Similarly to connectedness centrality, we compute the integration of *s* by the summation of *H*+1 equal interval points and set *r*(*s*) to be a uniform distribution.

$$ cnc_{3}({\mathcal{R}}) = \frac{1}{J} \sum_{j=1}^{J} \sum_{h=1}^{H} \left|c\left({\mathcal{R}} ;G^{(h, j)}\right)\right| r_{2}(h). $$

(14)

In order to select *K* nodes, \({\mathcal {R}}\), which maximizes the objective function defined in Eq. (14), we utilize a greedy algorithm. Hereafter, we refer to the selected node as the representative node.
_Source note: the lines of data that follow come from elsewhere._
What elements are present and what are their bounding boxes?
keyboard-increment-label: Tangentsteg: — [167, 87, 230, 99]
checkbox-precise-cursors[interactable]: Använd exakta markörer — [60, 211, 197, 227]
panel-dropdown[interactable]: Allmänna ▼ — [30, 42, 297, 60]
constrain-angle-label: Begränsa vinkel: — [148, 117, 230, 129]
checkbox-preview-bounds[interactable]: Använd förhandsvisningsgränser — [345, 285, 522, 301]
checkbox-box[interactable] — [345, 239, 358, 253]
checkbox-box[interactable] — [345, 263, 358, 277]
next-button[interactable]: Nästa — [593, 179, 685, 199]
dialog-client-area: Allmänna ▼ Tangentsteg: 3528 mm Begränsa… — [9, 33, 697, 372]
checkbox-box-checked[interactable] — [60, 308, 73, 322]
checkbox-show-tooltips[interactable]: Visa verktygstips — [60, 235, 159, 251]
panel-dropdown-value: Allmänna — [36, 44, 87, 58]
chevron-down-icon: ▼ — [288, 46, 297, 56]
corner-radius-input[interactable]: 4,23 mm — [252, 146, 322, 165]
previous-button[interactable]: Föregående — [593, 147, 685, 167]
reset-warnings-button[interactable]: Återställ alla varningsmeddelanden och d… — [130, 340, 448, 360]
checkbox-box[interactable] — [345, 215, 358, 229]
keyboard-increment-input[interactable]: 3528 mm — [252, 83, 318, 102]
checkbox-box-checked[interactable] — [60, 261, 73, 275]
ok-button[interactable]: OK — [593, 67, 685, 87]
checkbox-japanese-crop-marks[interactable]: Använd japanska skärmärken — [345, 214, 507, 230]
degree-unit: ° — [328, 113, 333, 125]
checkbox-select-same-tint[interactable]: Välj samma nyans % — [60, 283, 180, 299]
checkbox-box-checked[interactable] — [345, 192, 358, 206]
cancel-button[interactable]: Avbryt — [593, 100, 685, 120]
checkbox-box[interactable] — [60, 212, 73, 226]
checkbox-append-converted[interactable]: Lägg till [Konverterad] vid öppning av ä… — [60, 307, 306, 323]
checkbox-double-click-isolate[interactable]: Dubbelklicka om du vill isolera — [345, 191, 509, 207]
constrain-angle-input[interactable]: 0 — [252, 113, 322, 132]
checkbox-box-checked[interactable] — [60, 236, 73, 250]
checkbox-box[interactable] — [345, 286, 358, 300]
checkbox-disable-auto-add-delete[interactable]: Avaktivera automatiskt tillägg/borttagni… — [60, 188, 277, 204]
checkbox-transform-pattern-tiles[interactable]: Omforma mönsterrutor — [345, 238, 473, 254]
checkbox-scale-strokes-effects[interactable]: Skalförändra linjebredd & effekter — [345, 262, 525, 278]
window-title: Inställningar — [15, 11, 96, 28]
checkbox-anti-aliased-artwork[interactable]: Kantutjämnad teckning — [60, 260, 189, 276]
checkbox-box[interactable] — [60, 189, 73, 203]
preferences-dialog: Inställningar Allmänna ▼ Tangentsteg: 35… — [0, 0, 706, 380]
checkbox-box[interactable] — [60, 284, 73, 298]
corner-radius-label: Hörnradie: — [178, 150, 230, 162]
When selecting *k*-th representative node \({\hat r}_{k}\), the greedy algorithm fixes *k*−1 already selected nodes \({\mathcal {R}}_{k-1}\) and selects the node with the highest marginal gain, *MG*, defined by

$$\begin{array}{@{}rcl@{}} MG(v; {\mathcal{R}}_{k-1}) &=& cnc_{3}({\mathcal{R}}_{k-1} \cup \{v\}) - cnc_{3}({\mathcal{R}}_{k-1}) \\ &=& \frac{1}{J} \sum_{j=1}^{J} \sum_{h=1}^{H} mg(v;{\mathcal{R}}_{k-1})^{(h, j)} r_{2}(h), \end{array} $$

(15)

where \(mg(v;{\mathcal {R}}_{k-1})^{(h, j)} = \left |c\left ({\mathcal {R}}_{k-1} \cup \{v\} ;G^{(h, j)}\right) \setminus c\left ({\mathcal {R}}_{k-1} ;G^{(h, j)}\right)\right |\) stands for the increment of the number of reachable nodes when node *v*, which is a candidate for the *k*-th representative node, is added to \({\mathcal {R}}_{k-1}\). The total computational complexity of group connectedness centrality becomes *O*(*K**J*(*L*+*N* log*N*)). Let \({\mathcal {Q}}\) be a subset of \({\mathcal {R}}\), i.e., \({\mathcal {Q}} \subset {\mathcal {R}}\). Then we obtain \(mg(v;{\mathcal {Q}})^{(h,j)} \geq mg(v;{\mathcal {R}})^{(h,j)}\), which directly derives \(MG(v;{\mathcal {Q}}) \geq MG(v;{\mathcal {R}})\) from the definition of \(MG(v;{\mathcal {R}})\) shown in Eq. (15). Therefore, we can see that \(cnc_{3}({\mathcal {R}}))\) is a submodular function, and thus its greedy solution guarantees to be reasonably high quality with the worst case.

After selecting *K* representative nodes, each of the remaining nodes is assigned to the community where a representative node with the highest connectedness exists. Suppose that when a new link is added at the *h*-th step of the *j*-th simulation, node *v* switches to belong to the same connected component with representative node *r*. The degree of connectedness of nodes *v* and *r* is then defined as *f*(*v*,*r*)^{(j)}=1−*h*/*H*. Therefore, the degree of connectedness in all *J* simulations is \(F(v, r) = J^{-1}\sum _{j = 1}^{J} f(v, r)^{(j)}\). For each of the remaining nodes, we assign one community of a representative node with the highest connectedness as follows:

$${\mathcal{V}}^{(k)} = \{v \in {\mathcal{V}}; r_{k} = \text{arg~max}_{r \in {\mathcal{R}}} F(v,r) \}. $$

In the final stage of a simulation, when most representative nodes would belong to the same connected component and the degree of connectedness between a remaining node *v* and each representative node is equal, node *v* is assigned to the community of the closest representative node in terms of graph distance. Hereafter, we refer to this method as CNC and show the summary of CNC in Algorithm 2.

In the context of the evacuation facility location problem, the representative node corresponds to a candidate site for an evacuation facility.